At fifteen, I assumed this was simply how money worked for most families. Either you had enough, or you didn't. Either you were good with finances, or you weren't. I was wrong on both counts.
The shift in my thinking began when I started studying economics seriously. Behavioral economists have discovered something fascinating: even highly intelligent people make systematically poor financial decisions when they don't understand the underlying principles. It's not about intelligence or willpower. It's about lacking the mental models to navigate an increasingly complex financial world.
When I began helping my parents review their spending patterns, we uncovered decisions that made perfect sense in isolation but created chaos collectively. They understood that credit cards charged interest, but they didn't grasp how compound interest could transform a small balance into an insurmountable debt. They knew saving was important, but they didn't realize that delaying retirement contributions by even a few years could cost them hundreds of thousands of dollars over time.
The most revealing moment came when we examined their credit utilization. They were carrying balances on multiple cards while keeping one card with a zero balance "for emergencies." This felt responsible to them, but it was actually costing them money and hurting their credit score.

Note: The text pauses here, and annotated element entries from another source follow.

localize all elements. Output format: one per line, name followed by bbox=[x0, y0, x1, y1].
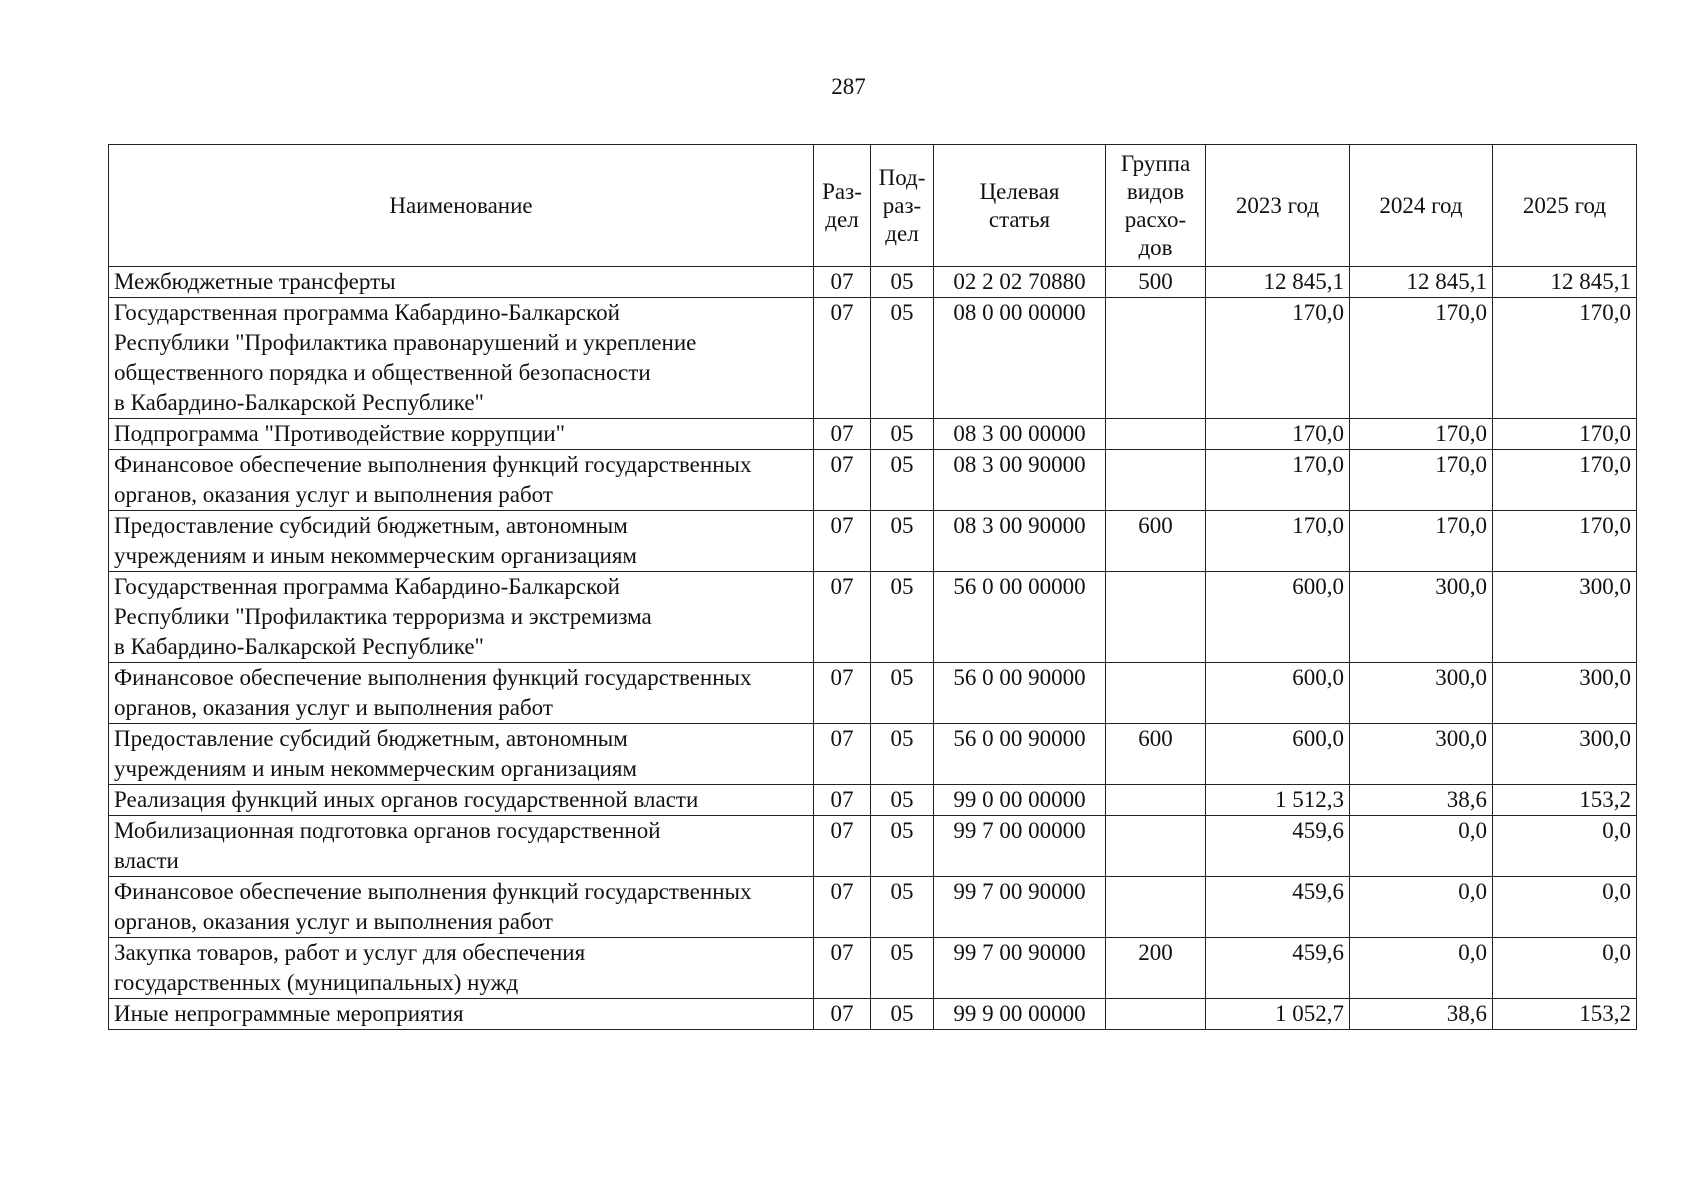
row-razdel: 07 bbox=[814, 785, 871, 816]
row-name: Предоставление субсидий бюджетным, автономным учреждениям и иным некоммерческим организациям bbox=[109, 511, 814, 572]
row-2023: 170,0 bbox=[1206, 450, 1350, 511]
row-razdel: 07 bbox=[814, 877, 871, 938]
row-2025: 170,0 bbox=[1493, 511, 1637, 572]
row-gruppa: 200 bbox=[1106, 938, 1206, 999]
row-podrazdel: 05 bbox=[871, 816, 934, 877]
header-row bbox=[109, 145, 1637, 267]
row-2025: 170,0 bbox=[1493, 298, 1637, 419]
row-podrazdel: 05 bbox=[871, 450, 934, 511]
row-2023: 600,0 bbox=[1206, 572, 1350, 663]
row-podrazdel: 05 bbox=[871, 999, 934, 1030]
row-2023: 1 052,7 bbox=[1206, 999, 1350, 1030]
row-2024: 170,0 bbox=[1350, 511, 1493, 572]
row-razdel: 07 bbox=[814, 572, 871, 663]
row-razdel: 07 bbox=[814, 419, 871, 450]
row-2024: 300,0 bbox=[1350, 572, 1493, 663]
row-gruppa bbox=[1106, 999, 1206, 1030]
header-gruppa-vidov-rashodov: Группа видов расхо- дов bbox=[1106, 145, 1206, 267]
row-razdel: 07 bbox=[814, 450, 871, 511]
header-2023: 2023 год bbox=[1206, 145, 1350, 267]
row-2025: 153,2 bbox=[1493, 785, 1637, 816]
table-row bbox=[109, 511, 1637, 572]
table-row bbox=[109, 724, 1637, 785]
row-gruppa: 600 bbox=[1106, 511, 1206, 572]
row-2025: 170,0 bbox=[1493, 450, 1637, 511]
table-row bbox=[109, 785, 1637, 816]
row-gruppa bbox=[1106, 572, 1206, 663]
row-name: Закупка товаров, работ и услуг для обеспечения государственных (муниципальных) нужд bbox=[109, 938, 814, 999]
row-2023: 1 512,3 bbox=[1206, 785, 1350, 816]
row-celevaya-statya: 08 3 00 90000 bbox=[934, 511, 1106, 572]
row-2023: 170,0 bbox=[1206, 511, 1350, 572]
row-razdel: 07 bbox=[814, 267, 871, 298]
row-2024: 300,0 bbox=[1350, 724, 1493, 785]
row-celevaya-statya: 08 3 00 90000 bbox=[934, 450, 1106, 511]
row-2024: 0,0 bbox=[1350, 938, 1493, 999]
row-2024: 38,6 bbox=[1350, 785, 1493, 816]
row-gruppa bbox=[1106, 663, 1206, 724]
row-2023: 600,0 bbox=[1206, 663, 1350, 724]
row-celevaya-statya: 99 7 00 00000 bbox=[934, 816, 1106, 877]
row-2025: 0,0 bbox=[1493, 938, 1637, 999]
row-2024: 170,0 bbox=[1350, 419, 1493, 450]
row-2023: 600,0 bbox=[1206, 724, 1350, 785]
row-2024: 0,0 bbox=[1350, 877, 1493, 938]
row-name: Финансовое обеспечение выполнения функций государственных органов, оказания услуг и выполнения работ bbox=[109, 877, 814, 938]
row-2023: 170,0 bbox=[1206, 298, 1350, 419]
row-celevaya-statya: 99 0 00 00000 bbox=[934, 785, 1106, 816]
row-gruppa bbox=[1106, 419, 1206, 450]
table-row bbox=[109, 877, 1637, 938]
row-gruppa bbox=[1106, 816, 1206, 877]
row-gruppa bbox=[1106, 785, 1206, 816]
row-podrazdel: 05 bbox=[871, 877, 934, 938]
row-2023: 459,6 bbox=[1206, 877, 1350, 938]
row-celevaya-statya: 56 0 00 90000 bbox=[934, 663, 1106, 724]
row-celevaya-statya: 08 3 00 00000 bbox=[934, 419, 1106, 450]
row-celevaya-statya: 99 7 00 90000 bbox=[934, 877, 1106, 938]
row-razdel: 07 bbox=[814, 511, 871, 572]
row-2024: 170,0 bbox=[1350, 450, 1493, 511]
table-row bbox=[109, 267, 1637, 298]
row-razdel: 07 bbox=[814, 938, 871, 999]
header-podrazdel: Под- раз- дел bbox=[871, 145, 934, 267]
header-razdel: Раз- дел bbox=[814, 145, 871, 267]
row-2023: 459,6 bbox=[1206, 816, 1350, 877]
row-razdel: 07 bbox=[814, 816, 871, 877]
row-2023: 170,0 bbox=[1206, 419, 1350, 450]
row-name: Иные непрограммные мероприятия bbox=[109, 999, 814, 1030]
row-name: Государственная программа Кабардино-Балкарской Республики "Профилактика терроризма и экстремизма в Кабардино-Балкарской Республике" bbox=[109, 572, 814, 663]
row-2023: 459,6 bbox=[1206, 938, 1350, 999]
row-podrazdel: 05 bbox=[871, 419, 934, 450]
row-gruppa: 600 bbox=[1106, 724, 1206, 785]
row-celevaya-statya: 99 9 00 00000 bbox=[934, 999, 1106, 1030]
row-name: Межбюджетные трансферты bbox=[109, 267, 814, 298]
row-name: Реализация функций иных органов государственной власти bbox=[109, 785, 814, 816]
row-name: Подпрограмма "Противодействие коррупции" bbox=[109, 419, 814, 450]
header-2024: 2024 год bbox=[1350, 145, 1493, 267]
row-gruppa: 500 bbox=[1106, 267, 1206, 298]
table-row bbox=[109, 816, 1637, 877]
row-celevaya-statya: 56 0 00 00000 bbox=[934, 572, 1106, 663]
row-2025: 0,0 bbox=[1493, 816, 1637, 877]
row-podrazdel: 05 bbox=[871, 572, 934, 663]
row-razdel: 07 bbox=[814, 298, 871, 419]
row-name: Финансовое обеспечение выполнения функций государственных органов, оказания услуг и выполнения работ bbox=[109, 663, 814, 724]
row-2024: 12 845,1 bbox=[1350, 267, 1493, 298]
table-row bbox=[109, 663, 1637, 724]
row-2025: 170,0 bbox=[1493, 419, 1637, 450]
row-2023: 12 845,1 bbox=[1206, 267, 1350, 298]
row-gruppa bbox=[1106, 298, 1206, 419]
row-2024: 300,0 bbox=[1350, 663, 1493, 724]
row-razdel: 07 bbox=[814, 724, 871, 785]
row-2024: 0,0 bbox=[1350, 816, 1493, 877]
row-razdel: 07 bbox=[814, 999, 871, 1030]
table-row bbox=[109, 572, 1637, 663]
row-podrazdel: 05 bbox=[871, 663, 934, 724]
table-row bbox=[109, 938, 1637, 999]
row-gruppa bbox=[1106, 877, 1206, 938]
row-2025: 153,2 bbox=[1493, 999, 1637, 1030]
table-row bbox=[109, 999, 1637, 1030]
row-podrazdel: 05 bbox=[871, 938, 934, 999]
header-celevaya-statya: Целевая статья bbox=[934, 145, 1106, 267]
row-celevaya-statya: 02 2 02 70880 bbox=[934, 267, 1106, 298]
row-name: Финансовое обеспечение выполнения функций государственных органов, оказания услуг и выполнения работ bbox=[109, 450, 814, 511]
row-2025: 300,0 bbox=[1493, 724, 1637, 785]
row-2024: 38,6 bbox=[1350, 999, 1493, 1030]
row-name: Государственная программа Кабардино-Балкарской Республики "Профилактика правонарушений и укрепление общественного порядка и общественной безопасности в Кабардино-Балкарской Республике" bbox=[109, 298, 814, 419]
row-podrazdel: 05 bbox=[871, 298, 934, 419]
table-row bbox=[109, 450, 1637, 511]
row-celevaya-statya: 99 7 00 90000 bbox=[934, 938, 1106, 999]
header-name: Наименование bbox=[109, 145, 814, 267]
row-name: Предоставление субсидий бюджетным, автономным учреждениям и иным некоммерческим организациям bbox=[109, 724, 814, 785]
header-2025: 2025 год bbox=[1493, 145, 1637, 267]
table-row bbox=[109, 298, 1637, 419]
row-name: Мобилизационная подготовка органов государственной власти bbox=[109, 816, 814, 877]
row-podrazdel: 05 bbox=[871, 785, 934, 816]
row-2025: 12 845,1 bbox=[1493, 267, 1637, 298]
row-podrazdel: 05 bbox=[871, 724, 934, 785]
table-row bbox=[109, 419, 1637, 450]
row-podrazdel: 05 bbox=[871, 511, 934, 572]
page-number: 287 bbox=[831, 74, 866, 99]
row-2025: 300,0 bbox=[1493, 663, 1637, 724]
row-2025: 300,0 bbox=[1493, 572, 1637, 663]
row-celevaya-statya: 56 0 00 90000 bbox=[934, 724, 1106, 785]
row-2025: 0,0 bbox=[1493, 877, 1637, 938]
row-celevaya-statya: 08 0 00 00000 bbox=[934, 298, 1106, 419]
budget-table bbox=[108, 144, 1637, 1030]
row-2024: 170,0 bbox=[1350, 298, 1493, 419]
row-razdel: 07 bbox=[814, 663, 871, 724]
row-podrazdel: 05 bbox=[871, 267, 934, 298]
row-gruppa bbox=[1106, 450, 1206, 511]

When I explained how credit utilization ratios work, my dad paused and said, "Why didn't anyone ever teach us this?"
That question haunts me because the answer is simple: almost no one learns personal finance in school.
We require students to study literature, history, and science. These subjects matter tremendously for developing critical thinking and understanding our world. But we graduate students into an economy that demands financial literacy without ever teaching them the basics. We expect eighteen-year-olds to make informed decisions about student loans, credit cards, and investment accounts when many have never learned the difference between simple and compound interest.
The psychological aspects matter just as much as the mathematical ones. Marketers spend billions studying how to trigger impulse purchases and leverage social pressure to drive spending. Meanwhile, students graduate with no understanding of why they feel compelled to buy things they don't need with money they don't have to impress people they don't particularly like.
A required personal finance and introductory economics course could change this trajectory entirely. Students would learn how compound interest can work for them instead of against them. They'd understand how credit scores function and why building credit history early creates lifelong advantages. They'd recognize the psychological tricks that lead to overspending and develop strategies to counteract them.
Most importantly, they'd learn to think economically about their decisions. Economics isn't just about markets and policies. It's a framework for understanding trade-offs, opportunity costs, and unintended consequences. When students learn to ask "What am I giving up by choosing this?" and "What are the long-term implications of this decision?" they develop judgment that serves them far beyond financial matters.
The resistance to mandatory financial education often centers on concerns about time in an already packed curriculum. But financial literacy isn't separate from other academic goals. It reinforces mathematical concepts, teaches critical analysis, and provides immediate real-world applications for abstract principles.
More fundamentally, education should prepare students for the lives they'll actually live. Every graduate will make financial decisions that shape their future opportunities and stress levels. Many will support families whose financial security depends on choices made with incomplete information.
We can do better than hoping students figure this out through trial and error. We can give them the tools to make informed decisions from the start.